3D MHD models of the centrifugal magnetosphere from a massive star with an oblique dipole field

We present results from new self-consistent 3D magnetohydrodynamics (MHD) simulations of the magnetospheres from massive stars with a dipole magnetic axis that has a non-zero obliquity angle (beta) to the star's rotation axis. As an initial direct application, we compare the global structure of co-rotating discs for nearly aligned (beta = 5 degrees) versus half-oblique (beta = 45 degrees) models, both with moderately rapid rotation (similar to 0.5 critical). We find that accumulation surfaces broadly resemble the forms predicted by the analytical rigidly rotating magnetosphere model, but the mass buildup to near the critical level for centrifugal breakout against magnetic confinement distorts the field from the imposed initial dipole. This leads to an associated warping of the accumulation surface towards the rotational equator, with the highest density concentrated in wings centred on the intersection between the magnetic and rotational equators.

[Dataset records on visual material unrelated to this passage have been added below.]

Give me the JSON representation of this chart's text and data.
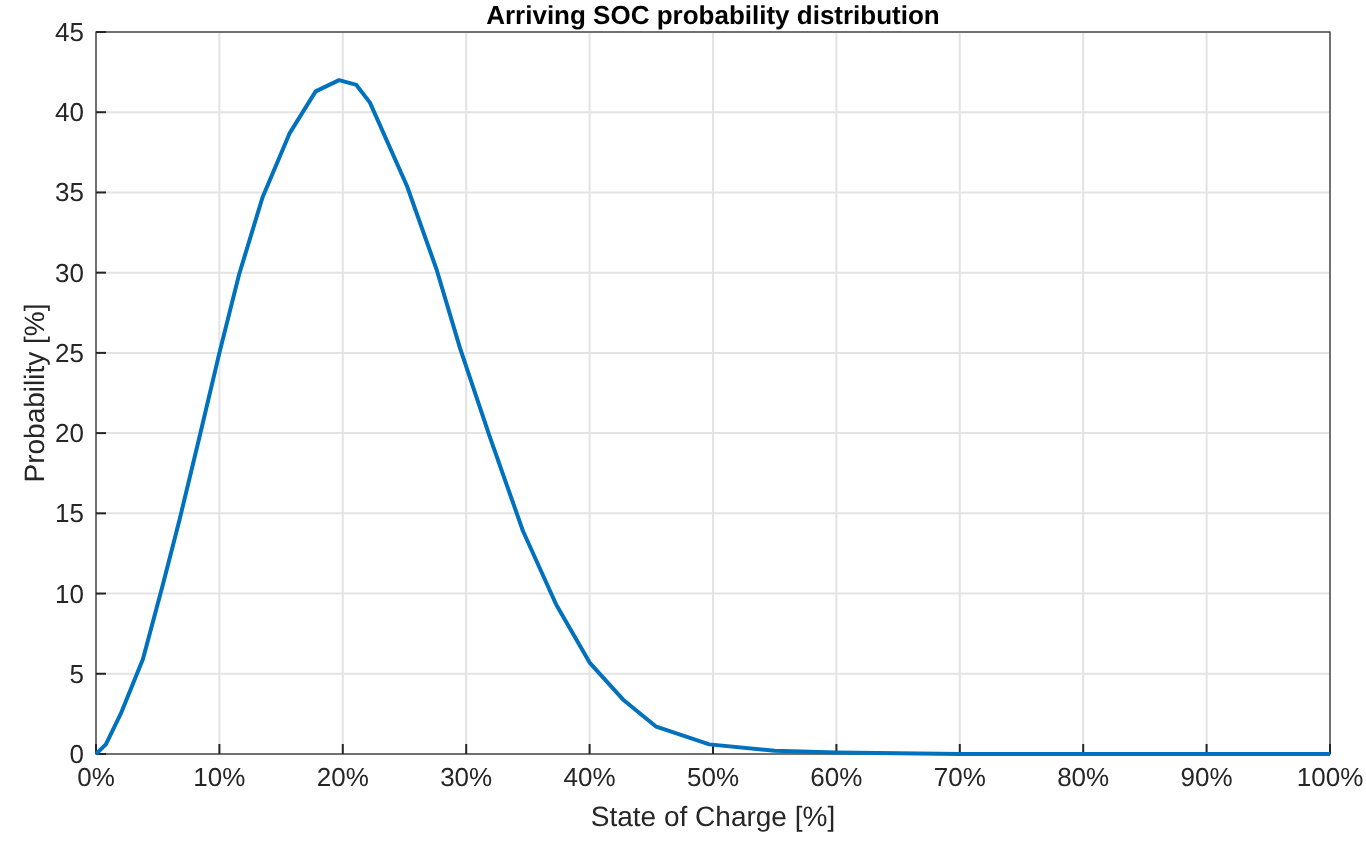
{
  "chart_data": {
    "type": "line",
    "title": "Arriving SOC probability distribution",
    "xlabel": "State of Charge [%]",
    "ylabel": "Probability [%]",
    "series": [
      {
        "color": "#0072bd",
        "x": [
          0,
          0.8,
          2,
          3.8,
          5.4,
          6.8,
          8.4,
          10,
          11.6,
          13.5,
          15.7,
          17.8,
          19.7,
          21.1,
          22.2,
          25.2,
          27.6,
          29.5,
          31.9,
          34.6,
          37.3,
          40,
          42.7,
          45.4,
          49.7,
          55,
          60,
          70,
          80,
          90,
          100
        ],
        "values": [
          0,
          0.6,
          2.5,
          5.9,
          10.5,
          14.7,
          19.8,
          25,
          29.9,
          34.7,
          38.7,
          41.3,
          42,
          41.7,
          40.6,
          35.4,
          30.2,
          25.3,
          19.8,
          13.9,
          9.3,
          5.7,
          3.4,
          1.7,
          0.6,
          0.2,
          0.1,
          0,
          0,
          0,
          0
        ]
      }
    ],
    "xlim": [
      0,
      100
    ],
    "ylim": [
      0,
      45
    ],
    "xticks": [
      {
        "value": 0,
        "label": "0%"
      },
      {
        "value": 10,
        "label": "10%"
      },
      {
        "value": 20,
        "label": "20%"
      },
      {
        "value": 30,
        "label": "30%"
      },
      {
        "value": 40,
        "label": "40%"
      },
      {
        "value": 50,
        "label": "50%"
      },
      {
        "value": 60,
        "label": "60%"
      },
      {
        "value": 70,
        "label": "70%"
      },
      {
        "value": 80,
        "label": "80%"
      },
      {
        "value": 90,
        "label": "90%"
      },
      {
        "value": 100,
        "label": "100%"
      }
    ],
    "yticks": [
      0,
      5,
      10,
      15,
      20,
      25,
      30,
      35,
      40,
      45
    ],
    "grid": true,
    "line_style": "solid"
  }
}
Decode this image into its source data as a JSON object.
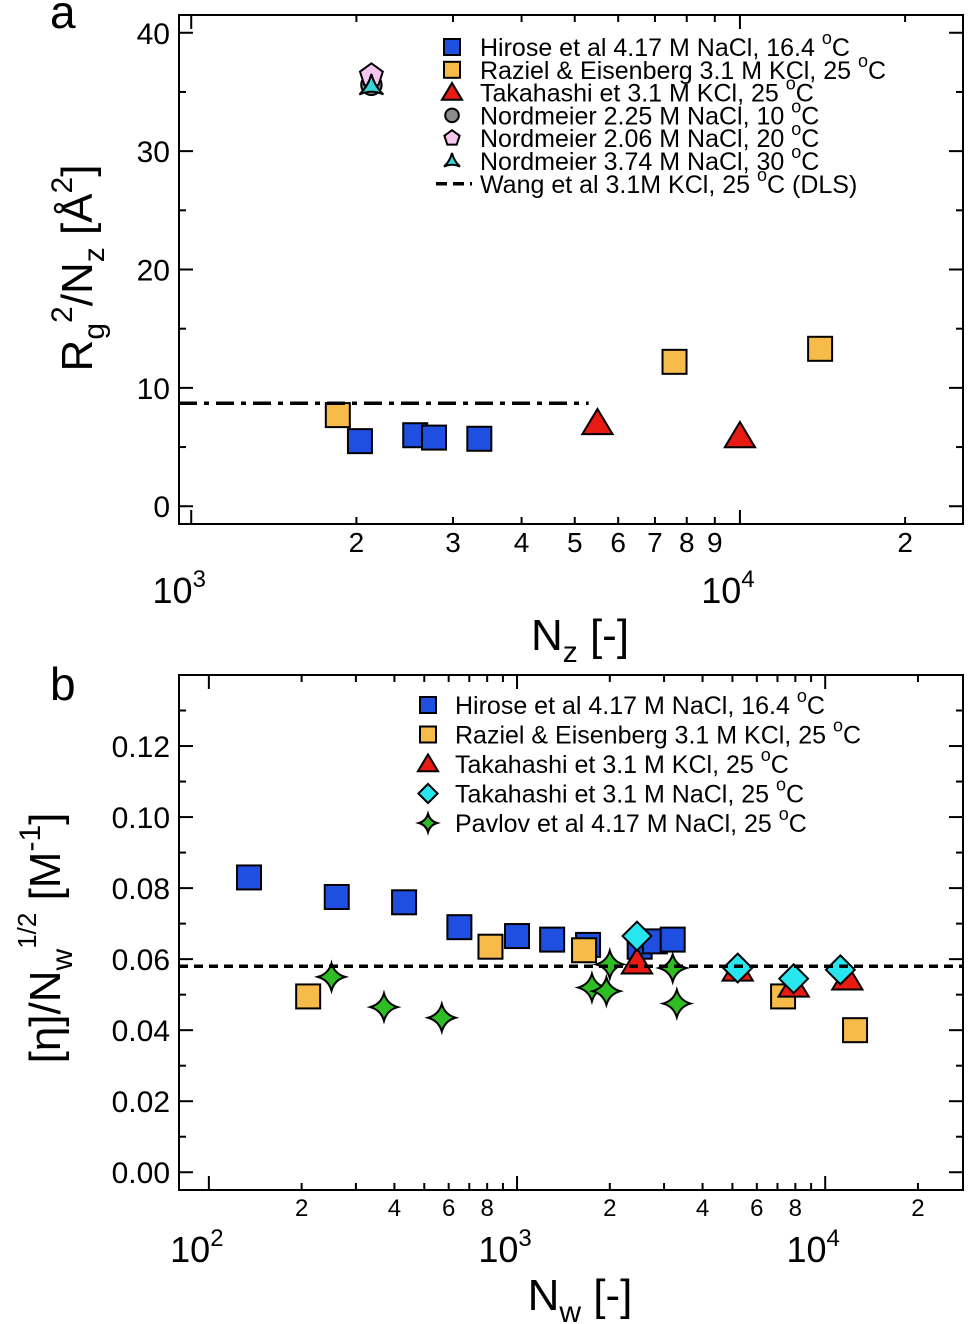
{
  "colors": {
    "hirose": "#1f4fe0",
    "raziel": "#f7bb4a",
    "takahashi_kcl": "#e81a14",
    "takahashi_nacl": "#28e6f0",
    "pavlov": "#2ebd22",
    "nordmeier_10": "#8c8c8c",
    "nordmeier_20": "#f7c6ee",
    "nordmeier_30": "#38d4da",
    "reference_line": "#000000"
  },
  "chart_data": [
    {
      "panel_label": "a",
      "type": "scatter",
      "xscale": "log",
      "xlim": [
        950,
        25500
      ],
      "ylim": [
        -1.5,
        41.5
      ],
      "xlabel_main": "N",
      "xlabel_sub": "z",
      "xlabel_rest": " [-]",
      "ylabel": {
        "p1": "R",
        "p1_sub": "g",
        "p1_sup": "2",
        "p2": "/N",
        "p2_sub": "z",
        "p3": " [Å",
        "p3_sup": "2",
        "p4": "]"
      },
      "y_ticks": [
        0,
        10,
        20,
        30,
        40
      ],
      "y_tick_labels": [
        "0",
        "10",
        "20",
        "30",
        "40"
      ],
      "x_major_ticks": [
        1000,
        10000
      ],
      "x_major_tick_labels": [
        {
          "base": "10",
          "exp": "3"
        },
        {
          "base": "10",
          "exp": "4"
        }
      ],
      "x_minor_ticks": [
        2000,
        3000,
        4000,
        5000,
        6000,
        7000,
        8000,
        9000,
        20000
      ],
      "x_minor_tick_labels": [
        "2",
        "3",
        "4",
        "5",
        "6",
        "7",
        "8",
        "9",
        "2"
      ],
      "legend_position": "top-right",
      "series": [
        {
          "name": "Hirose et al 4.17 M NaCl, 16.4 ",
          "sup": "o",
          "unit": "C",
          "marker": "square",
          "color_key": "hirose",
          "x": [
            2030,
            2560,
            2770,
            3350
          ],
          "y": [
            5.5,
            6.0,
            5.8,
            5.7
          ]
        },
        {
          "name": "Raziel & Eisenberg  3.1 M KCl, 25 ",
          "sup": "o",
          "unit": "C",
          "marker": "square",
          "color_key": "raziel",
          "x": [
            1850,
            7600,
            14000
          ],
          "y": [
            7.7,
            12.2,
            13.3
          ]
        },
        {
          "name": "Takahashi et  3.1 M KCl, 25 ",
          "sup": "o",
          "unit": "C",
          "marker": "triangle",
          "color_key": "takahashi_kcl",
          "x": [
            5500,
            10000
          ],
          "y": [
            7.0,
            5.9
          ]
        },
        {
          "name": "Nordmeier  2.25 M NaCl, 10 ",
          "sup": "o",
          "unit": "C",
          "marker": "circle",
          "color_key": "nordmeier_10",
          "x": [
            2130
          ],
          "y": [
            35.6
          ]
        },
        {
          "name": "Nordmeier  2.06 M NaCl, 20 ",
          "sup": "o",
          "unit": "C",
          "marker": "pentagon",
          "color_key": "nordmeier_20",
          "x": [
            2130
          ],
          "y": [
            36.4
          ]
        },
        {
          "name": " Nordmeier  3.74 M NaCl, 30 ",
          "sup": "o",
          "unit": "C",
          "marker": "tri3",
          "color_key": "nordmeier_30",
          "x": [
            2130
          ],
          "y": [
            35.5
          ]
        },
        {
          "name": " Wang et al 3.1M KCl,  25 ",
          "sup": "o",
          "unit": "C (DLS)",
          "marker": "dashdot",
          "color_key": "reference_line",
          "x": [
            950,
            5300
          ],
          "y": [
            8.7,
            8.7
          ]
        }
      ]
    },
    {
      "panel_label": "b",
      "type": "scatter",
      "xscale": "log",
      "xlim": [
        80,
        28000
      ],
      "ylim": [
        -0.005,
        0.14
      ],
      "xlabel_main": "N",
      "xlabel_sub": "w",
      "xlabel_rest": " [-]",
      "ylabel": {
        "p1": "[η]/N",
        "p1_sub": "w",
        "p1_sup": "1/2",
        "p2": " [M",
        "p2_sup": "-1",
        "p3": "]"
      },
      "y_ticks": [
        0,
        0.02,
        0.04,
        0.06,
        0.08,
        0.1,
        0.12
      ],
      "y_tick_labels": [
        "0.00",
        "0.02",
        "0.04",
        "0.06",
        "0.08",
        "0.10",
        "0.12"
      ],
      "x_major_ticks": [
        100,
        1000,
        10000
      ],
      "x_major_tick_labels": [
        {
          "base": "10",
          "exp": "2"
        },
        {
          "base": "10",
          "exp": "3"
        },
        {
          "base": "10",
          "exp": "4"
        }
      ],
      "x_minor_ticks": [
        200,
        300,
        400,
        500,
        600,
        700,
        800,
        900,
        2000,
        3000,
        4000,
        5000,
        6000,
        7000,
        8000,
        9000,
        20000
      ],
      "x_minor_tick_labels": [
        "2",
        "",
        "4",
        "",
        "6",
        "",
        "8",
        "",
        "2",
        "",
        "4",
        "",
        "6",
        "",
        "8",
        "",
        "2"
      ],
      "legend_position": "top-right",
      "series": [
        {
          "name": "Hirose et al 4.17 M NaCl, 16.4 ",
          "sup": "o",
          "unit": "C",
          "marker": "square",
          "color_key": "hirose",
          "x": [
            135,
            260,
            430,
            650,
            1000,
            1300,
            1700,
            2500,
            2800,
            3200
          ],
          "y": [
            0.083,
            0.0775,
            0.076,
            0.069,
            0.0665,
            0.0655,
            0.064,
            0.0635,
            0.065,
            0.0655
          ]
        },
        {
          "name": "Raziel & Eisenberg  3.1 M KCl, 25 ",
          "sup": "o",
          "unit": "C",
          "marker": "square",
          "color_key": "raziel",
          "x": [
            210,
            820,
            1650,
            7300,
            12500
          ],
          "y": [
            0.0495,
            0.0635,
            0.0625,
            0.0495,
            0.04
          ]
        },
        {
          "name": "Takahashi et  3.1 M KCl, 25 ",
          "sup": "o",
          "unit": "C",
          "marker": "triangle",
          "color_key": "takahashi_kcl",
          "x": [
            2450,
            5200,
            7900,
            11800
          ],
          "y": [
            0.059,
            0.057,
            0.0525,
            0.0545
          ]
        },
        {
          "name": "Takahashi et  3.1 M NaCl, 25 ",
          "sup": "o",
          "unit": "C",
          "marker": "diamond",
          "color_key": "takahashi_nacl",
          "x": [
            2450,
            5200,
            7900,
            11200
          ],
          "y": [
            0.0665,
            0.0575,
            0.0545,
            0.057
          ]
        },
        {
          "name": " Pavlov et al  4.17 M NaCl, 25 ",
          "sup": "o",
          "unit": "C",
          "marker": "star4",
          "color_key": "pavlov",
          "x": [
            250,
            370,
            570,
            1750,
            1950,
            2000,
            3200,
            3300
          ],
          "y": [
            0.055,
            0.0465,
            0.0435,
            0.052,
            0.051,
            0.0585,
            0.0575,
            0.0475
          ]
        },
        {
          "name": "",
          "sup": "",
          "unit": "",
          "marker": "dashed",
          "color_key": "reference_line",
          "x": [
            80,
            28000
          ],
          "y": [
            0.058,
            0.058
          ]
        }
      ]
    }
  ]
}
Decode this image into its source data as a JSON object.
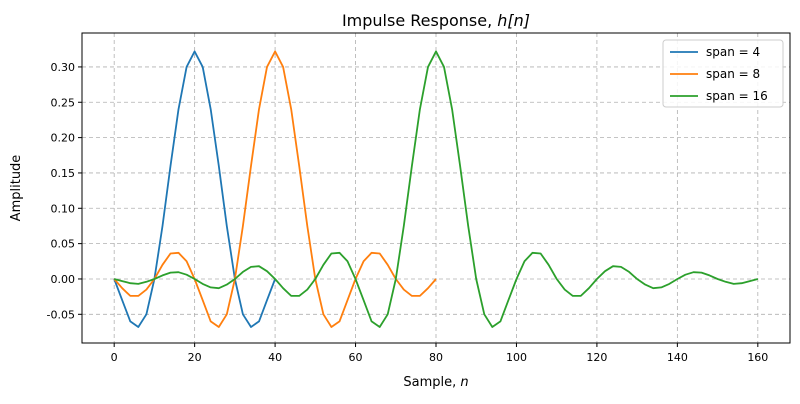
{
  "chart_data": {
    "type": "line",
    "title": "Impulse Response, h[n]",
    "title_plain": "Impulse Response, ",
    "title_math": "h[n]",
    "xlabel_plain": "Sample, ",
    "xlabel_math": "n",
    "ylabel": "Amplitude",
    "xlim": [
      -8,
      168
    ],
    "ylim": [
      -0.0906,
      0.348
    ],
    "xticks": [
      0,
      20,
      40,
      60,
      80,
      100,
      120,
      140,
      160
    ],
    "yticks": [
      -0.05,
      0.0,
      0.05,
      0.1,
      0.15,
      0.2,
      0.25,
      0.3
    ],
    "grid": true,
    "legend_position": "top-right",
    "x_start": 0,
    "x_step": 2,
    "series": [
      {
        "name": "span = 4",
        "color": "#1f77b4",
        "y": [
          0,
          -0.03,
          -0.06,
          -0.068,
          -0.05,
          0,
          0.075,
          0.16,
          0.24,
          0.3,
          0.322,
          0.3,
          0.24,
          0.16,
          0.075,
          0,
          -0.05,
          -0.068,
          -0.06,
          -0.03,
          0
        ]
      },
      {
        "name": "span = 8",
        "color": "#ff7f0e",
        "y": [
          0,
          -0.013,
          -0.024,
          -0.024,
          -0.015,
          0,
          0.02,
          0.036,
          0.037,
          0.025,
          0,
          -0.03,
          -0.06,
          -0.068,
          -0.05,
          0,
          0.075,
          0.16,
          0.24,
          0.3,
          0.322,
          0.3,
          0.24,
          0.16,
          0.075,
          0,
          -0.05,
          -0.068,
          -0.06,
          -0.03,
          0,
          0.025,
          0.037,
          0.036,
          0.02,
          0,
          -0.015,
          -0.024,
          -0.024,
          -0.013,
          0
        ]
      },
      {
        "name": "span = 16",
        "color": "#2ca02c",
        "y": [
          0,
          -0.003,
          -0.006,
          -0.007,
          -0.004,
          0,
          0.005,
          0.009,
          0.0095,
          0.006,
          0,
          -0.007,
          -0.012,
          -0.013,
          -0.008,
          0,
          0.01,
          0.017,
          0.018,
          0.011,
          0,
          -0.013,
          -0.024,
          -0.024,
          -0.015,
          0,
          0.02,
          0.036,
          0.037,
          0.025,
          0,
          -0.03,
          -0.06,
          -0.068,
          -0.05,
          0,
          0.075,
          0.16,
          0.24,
          0.3,
          0.322,
          0.3,
          0.24,
          0.16,
          0.075,
          0,
          -0.05,
          -0.068,
          -0.06,
          -0.03,
          0,
          0.025,
          0.037,
          0.036,
          0.02,
          0,
          -0.015,
          -0.024,
          -0.024,
          -0.013,
          0,
          0.011,
          0.018,
          0.017,
          0.01,
          0,
          -0.008,
          -0.013,
          -0.012,
          -0.007,
          0,
          0.006,
          0.0095,
          0.009,
          0.005,
          0,
          -0.004,
          -0.007,
          -0.006,
          -0.003,
          0
        ]
      }
    ]
  }
}
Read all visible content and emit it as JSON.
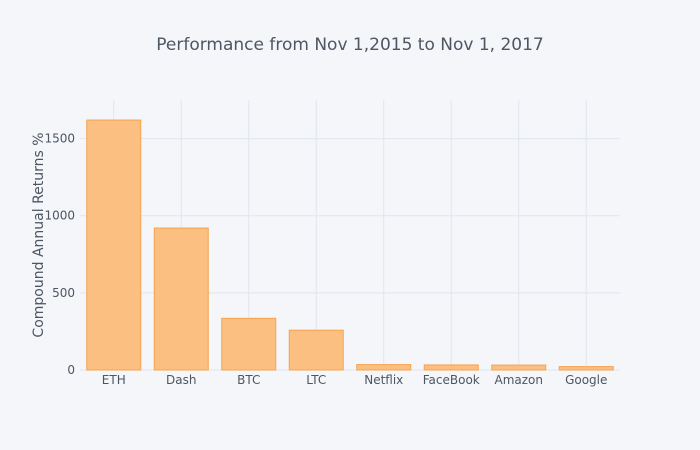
{
  "chart_data": {
    "type": "bar",
    "title": "Performance from Nov 1,2015 to Nov 1, 2017",
    "xlabel": "",
    "ylabel": "Compound Annual Returns %",
    "categories": [
      "ETH",
      "Dash",
      "BTC",
      "LTC",
      "Netflix",
      "FaceBook",
      "Amazon",
      "Google"
    ],
    "values": [
      1620,
      920,
      335,
      258,
      35,
      33,
      32,
      22
    ],
    "ylim": [
      0,
      1750
    ],
    "yticks": [
      0,
      500,
      1000,
      1500
    ],
    "ytick_labels": [
      "0",
      "500",
      "1000",
      "1500"
    ],
    "grid": true,
    "colors": {
      "bar_fill": "#fbbf82",
      "bar_stroke": "#f7a24f",
      "background": "#f4f6fa",
      "text": "#4d5663"
    }
  }
}
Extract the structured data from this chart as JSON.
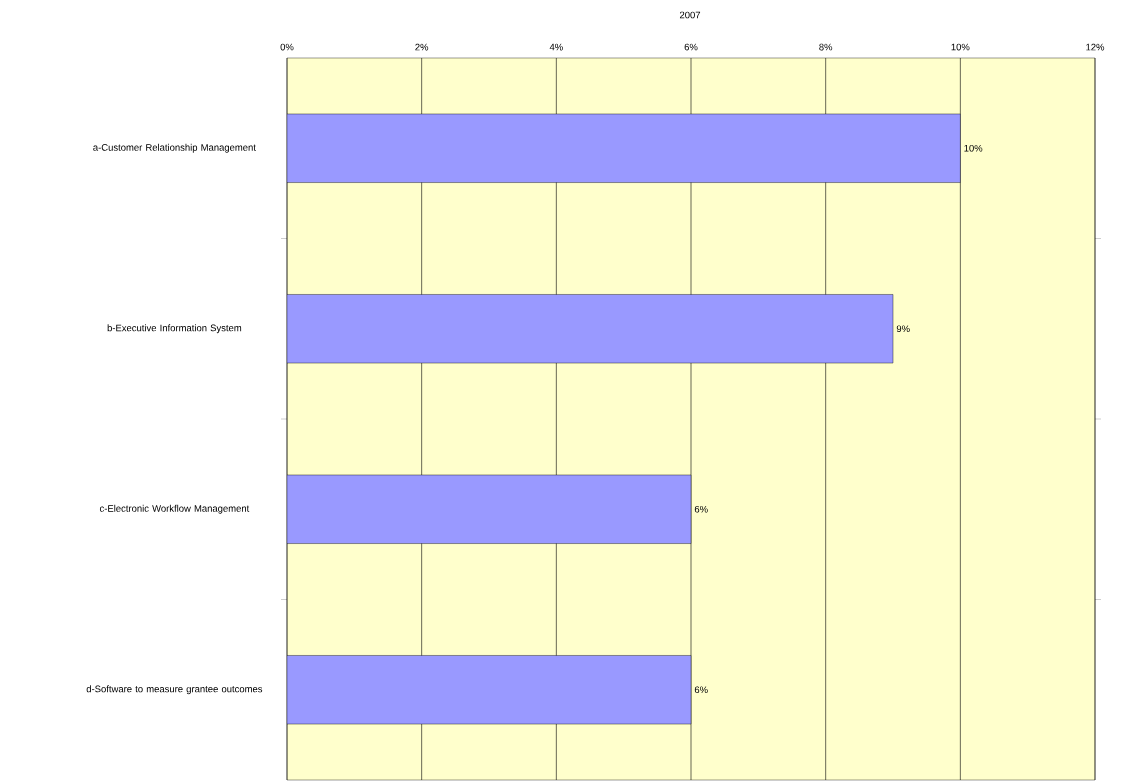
{
  "chart_data": {
    "type": "bar",
    "orientation": "horizontal",
    "title": "2007",
    "categories": [
      "a-Customer Relationship Management",
      "b-Executive Information System",
      "c-Electronic Workflow Management",
      "d-Software to measure grantee outcomes"
    ],
    "values": [
      10,
      9,
      6,
      6
    ],
    "value_labels": [
      "10%",
      "9%",
      "6%",
      "6%"
    ],
    "color": "#9999ff",
    "xlim": [
      0,
      12
    ],
    "xticks": [
      {
        "value": 0,
        "label": "0%"
      },
      {
        "value": 2,
        "label": "2%"
      },
      {
        "value": 4,
        "label": "4%"
      },
      {
        "value": 6,
        "label": "6%"
      },
      {
        "value": 8,
        "label": "8%"
      },
      {
        "value": 10,
        "label": "10%"
      },
      {
        "value": 12,
        "label": "12%"
      }
    ],
    "grid": "x"
  }
}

These MHD models can be used to synthesize rotational modulation of photometric absorption and H alpha emission for a direct comparison with observations.

Automated summary

We present new self-consistent 3D magnetohydrodynamics simulations to study the magnetospheres of massive stars with an oblique dipole magnetic axis. Our results show that the accumulation surfaces in the magnetospheres resemble the forms predicted by the analytical rigidly rotating magnetosphere model, but the mass buildup distorts the magnetic field and warps the accumulation surface towards the rotational equator. This study provides a tool to synthesize rotational modulation of photometric absorption and Hα emission for comparison with observations.